Furthermore, well-heeled investors tend to think that an expensive manager must be exclusive, and therefore, worth it. That’s bananas. Warren Buffett didn’t earn the moniker “Oracle of Omaha” by picking expensive stocks. Bernie Madoff was exclusive. Part of his con was turning people away from his fund to preserve an aura of exclusivity. How’d that turn out?
The Economist touched on the passive versus active debate too. This merits a separate blog post, but we believe most people have room for indexing in their portfolios. Especially folks who don’t have proper investment training, don’t have time to research, or are especially risk-averse. We love picking stocks, but it (should) take time and know-how.
We wish the briefing took one step further. They hinted at the topic by mentioning the changes in the music and book industry...

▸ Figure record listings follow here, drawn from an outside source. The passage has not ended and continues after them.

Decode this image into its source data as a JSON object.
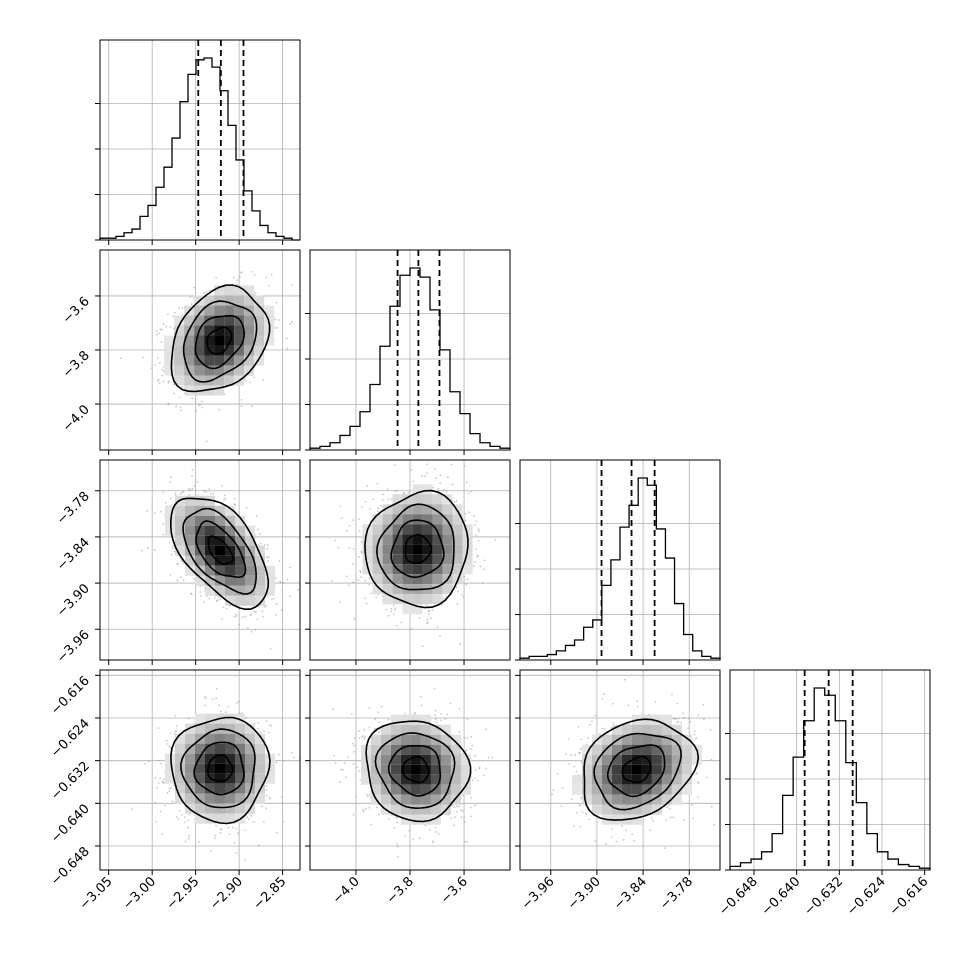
{
  "chart_data": {
    "type": "corner",
    "parameters": [
      {
        "range": [
          -3.06,
          -2.83
        ],
        "quantiles": [
          -2.947,
          -2.921,
          -2.895
        ]
      },
      {
        "range": [
          -4.17,
          -3.43
        ],
        "quantiles": [
          -3.846,
          -3.769,
          -3.691
        ]
      },
      {
        "range": [
          -4.0,
          -3.74
        ],
        "quantiles": [
          -3.894,
          -3.855,
          -3.825
        ]
      },
      {
        "range": [
          -0.6525,
          -0.615
        ],
        "quantiles": [
          -0.6385,
          -0.634,
          -0.6295
        ]
      }
    ],
    "x_ticks": [
      {
        "values": [
          -3.05,
          -3.0,
          -2.95,
          -2.9,
          -2.85
        ],
        "labels": [
          "−3.05",
          "−3.00",
          "−2.95",
          "−2.90",
          "−2.85"
        ]
      },
      {
        "values": [
          -4.0,
          -3.8,
          -3.6
        ],
        "labels": [
          "−4.0",
          "−3.8",
          "−3.6"
        ]
      },
      {
        "values": [
          -3.96,
          -3.9,
          -3.84,
          -3.78
        ],
        "labels": [
          "−3.96",
          "−3.90",
          "−3.84",
          "−3.78"
        ]
      },
      {
        "values": [
          -0.648,
          -0.64,
          -0.632,
          -0.624,
          -0.616
        ],
        "labels": [
          "−0.648",
          "−0.640",
          "−0.632",
          "−0.624",
          "−0.616"
        ]
      }
    ],
    "y_ticks": [
      null,
      {
        "values": [
          -3.6,
          -3.8,
          -4.0
        ],
        "labels": [
          "−3.6",
          "−3.8",
          "−4.0"
        ]
      },
      {
        "values": [
          -3.78,
          -3.84,
          -3.9,
          -3.96
        ],
        "labels": [
          "−3.78",
          "−3.84",
          "−3.90",
          "−3.96"
        ]
      },
      {
        "values": [
          -0.616,
          -0.624,
          -0.632,
          -0.64,
          -0.648
        ],
        "labels": [
          "−0.616",
          "−0.624",
          "−0.632",
          "−0.640",
          "−0.648"
        ]
      }
    ],
    "histograms": [
      [
        0.01,
        0.01,
        0.02,
        0.04,
        0.06,
        0.13,
        0.19,
        0.29,
        0.4,
        0.56,
        0.76,
        0.91,
        0.99,
        1.0,
        0.95,
        0.82,
        0.63,
        0.44,
        0.27,
        0.16,
        0.08,
        0.04,
        0.02,
        0.01,
        0.0
      ],
      [
        0.01,
        0.02,
        0.04,
        0.08,
        0.13,
        0.21,
        0.36,
        0.57,
        0.79,
        0.96,
        1.0,
        0.95,
        0.77,
        0.55,
        0.32,
        0.2,
        0.09,
        0.04,
        0.02,
        0.01
      ],
      [
        0.01,
        0.02,
        0.02,
        0.03,
        0.05,
        0.08,
        0.11,
        0.18,
        0.22,
        0.41,
        0.55,
        0.73,
        0.85,
        1.0,
        0.96,
        0.72,
        0.56,
        0.31,
        0.14,
        0.05,
        0.02,
        0.01
      ],
      [
        0.02,
        0.04,
        0.06,
        0.1,
        0.2,
        0.41,
        0.62,
        0.82,
        1.0,
        0.96,
        0.82,
        0.59,
        0.37,
        0.2,
        0.1,
        0.06,
        0.03,
        0.02,
        0.01
      ]
    ],
    "grid": true,
    "pairs": [
      {
        "row": 1,
        "col": 0,
        "center": [
          -2.923,
          -3.765
        ],
        "scale": [
          0.028,
          0.097
        ],
        "correlation": 0.28
      },
      {
        "row": 2,
        "col": 0,
        "center": [
          -2.922,
          -3.858
        ],
        "scale": [
          0.028,
          0.036
        ],
        "correlation": -0.55
      },
      {
        "row": 2,
        "col": 1,
        "center": [
          -3.772,
          -3.856
        ],
        "scale": [
          0.095,
          0.037
        ],
        "correlation": 0.05
      },
      {
        "row": 3,
        "col": 0,
        "center": [
          -2.922,
          -0.6335
        ],
        "scale": [
          0.028,
          0.0049
        ],
        "correlation": 0.02
      },
      {
        "row": 3,
        "col": 1,
        "center": [
          -3.778,
          -0.6337
        ],
        "scale": [
          0.095,
          0.0047
        ],
        "correlation": -0.08
      },
      {
        "row": 3,
        "col": 2,
        "center": [
          -3.848,
          -0.6337
        ],
        "scale": [
          0.037,
          0.0047
        ],
        "correlation": 0.22
      }
    ]
  }
}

If the price of active management is being forced downwards, won’t this force active managers to seek larger customer bases? How will they sell their funds to us, the retail investors? Our hope is the downward pricing pressure on active managers spurs the creation of investment marketplaces. An “app store,” of options. We love high quality active managers with conviction. A marketplace would hopefully highlight the best active managers and allow investors to make like comparisons of fees and returns data alongside the index trackers.
At Sharesight, we provide a product that’s about letting you control your portfolio data. We’re passionate about the idea that you own your investment data and can tap into a marketplace of best-of-breed apps. Aggregation, access, and portability. After all, we want to invest in everything that professionals have access to.
Investing will always introduce the unknown. The only certainty is that it will cost you something to do it and to keep track of it. So why not control what you can?
Oh, and as good as The Economist is at headlines and captions, we’ve yet to see one better than the New York Post.